А в это время на трап ступила дочь Красной Королевы, которая, собственно, и управляла цирком. Это была длинная и тощая девица лет девятнадцати с высокомерным выражением лица и открытым пупком, от которого вверх и вниз соответственно тянулись розовая маечка в обтяжку и голубые — также в обтяжку — бриджи. Тело её выглядело несформированным, словно ей было лет четырнадцать. На голове у принцессы наличествовали прилизанные, будто шерсть только что родившегося котёнка, волосы, сформированные в короткую стрижку и у корней имеющие рыжий цвет, а ближе к концам — чёрный. Губы покрывал толстый слой ярко-красной помады.

Но самое интересное заключалось не в этом. Быстро оглядев и оценив внешний вид Красной Принцессы, аборигены во все глаза уставились на тех, кого она держала перед собой на поводках: двух мужчин крепчайшего телосложения, одетых лишь в спортивные шорты и кеды. Оба яростно дёргали головами, били руками воздух и рвались вперёд, поэтому принцессе, для того, чтобы их удержать, приходилось достаточно сильно отклоняться назад. Чтобы они никого не покусали, лица мужчин были закрыты специальными масками вроде как у пасечников, а на верхних конечностях у них имелись боксёрские перчатки — вероятно, на тот случай, чтобы никого серьёзно не повредить, если вдруг подвернётся под руку.
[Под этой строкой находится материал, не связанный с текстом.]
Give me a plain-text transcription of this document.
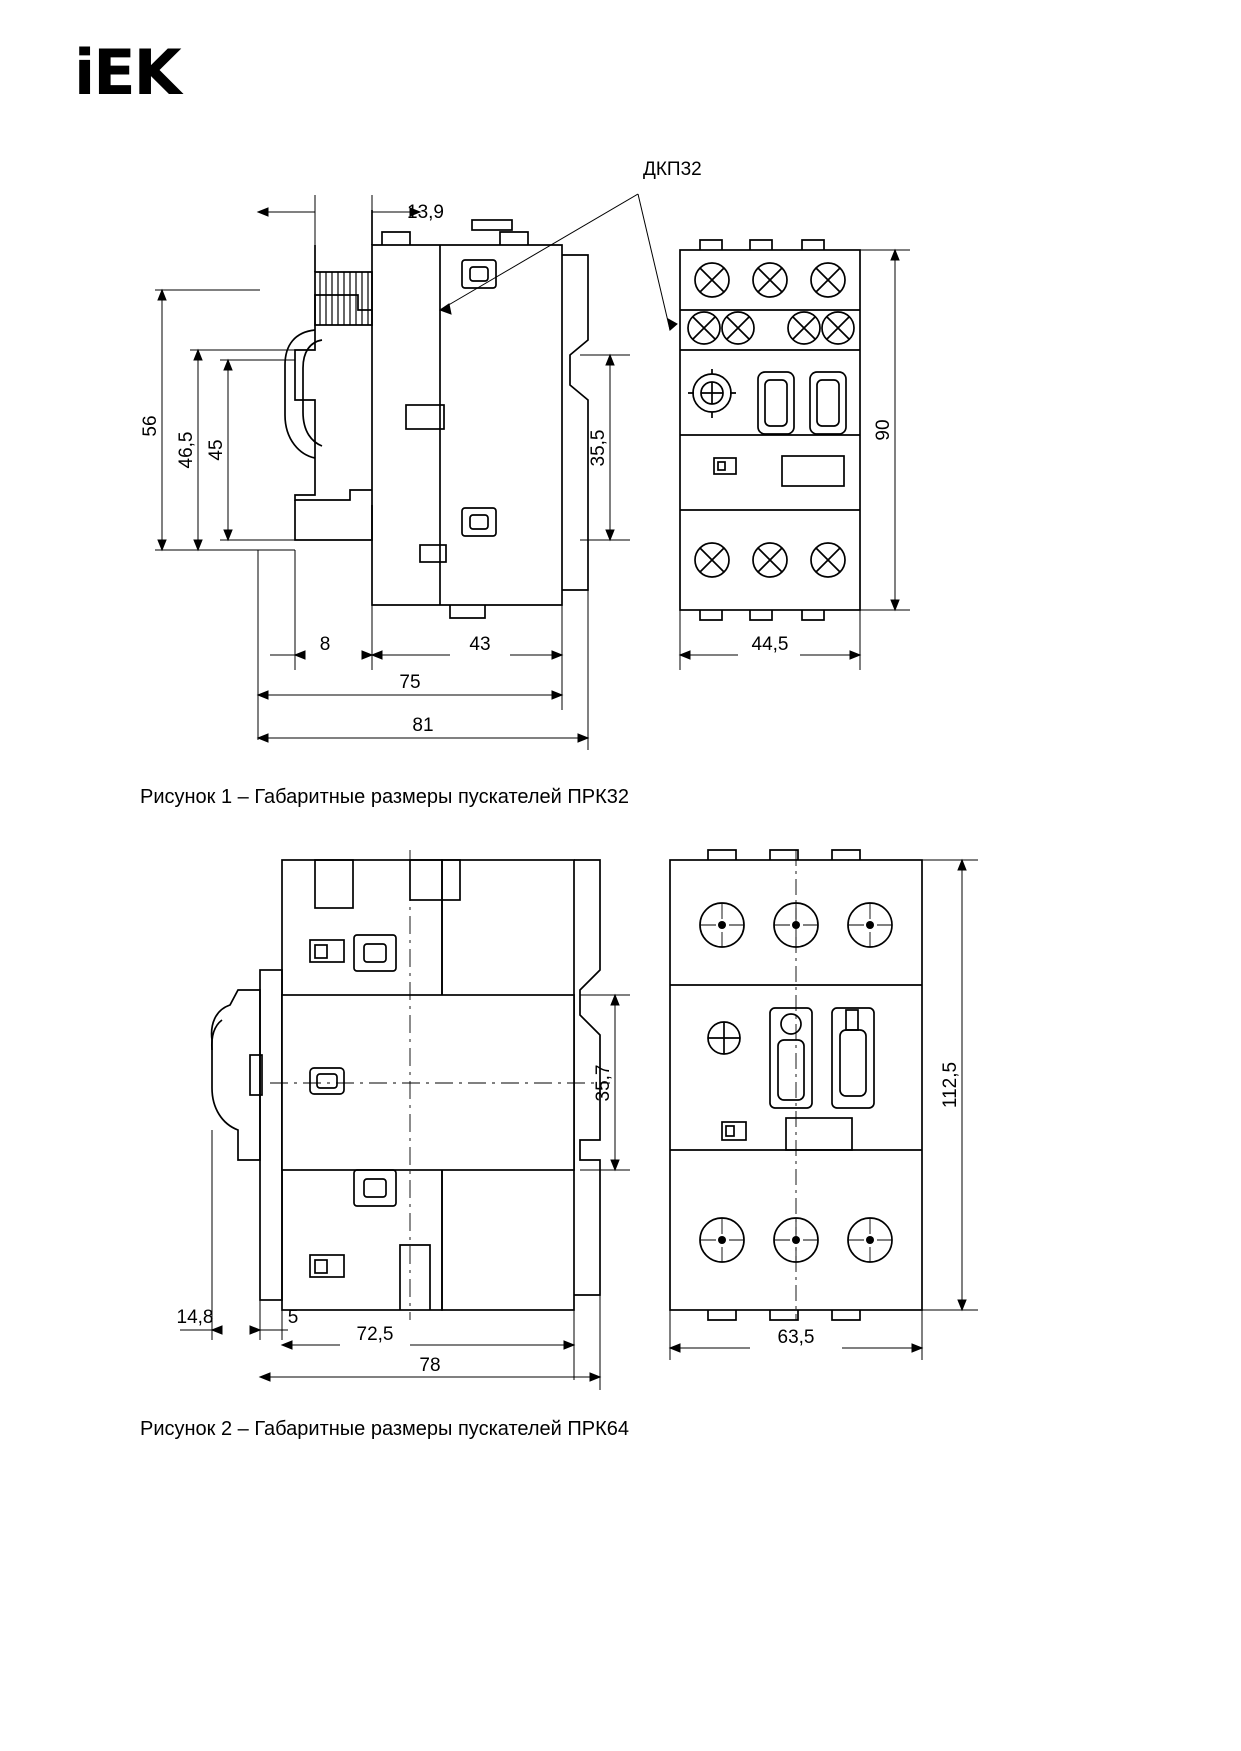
iEK
13,9
56
46,5 45	35,5
8	43
75
81
90
44,5
ДКП32
35,7
14,8	5
72,5
78
112,5
63,5
Рисунок 1 – Габаритные размеры пускателей ПРК32
Рисунок 2 – Габаритные размеры пускателей ПРК64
Итак, принцесса шла навстречу мэру, который стоял бледный как призрак и, судя по всему, чувствовал себя очень неуютно. Вслед за ней по трапу спускались пританцовывающие циркачи. Поскольку к дальнейшему сюжету это отношения не имеет, больше про них не будет ни слова.

Весь день Консоль прорыдала на кровати, закрывшись от отца на щеколду. «Это всё из-за тебя, папа! — гневно думала она. — Ты опять вёл себя как кретин, снова прятался под кроватью, давал какие-то нелепые советы. Почему всё время так: стоит мне встретить хорошего парня, как ты всё портишь? О, бедная я и несчастная…»

И в то же время Консоль чувствовала: на этот раз она действительно влюблена, влюблена по уши, поэтому была благодарна отцу за то, что он своевременно отпугнул её прошлых женишков. О Боже, она наконец стала женщиной! Как это прекрасно! Интересно, забеременела ли она? Консоль очень хотела родить ребёнка, однако чем больше она этого желала, тем больше проблем у неё было с мужчинами…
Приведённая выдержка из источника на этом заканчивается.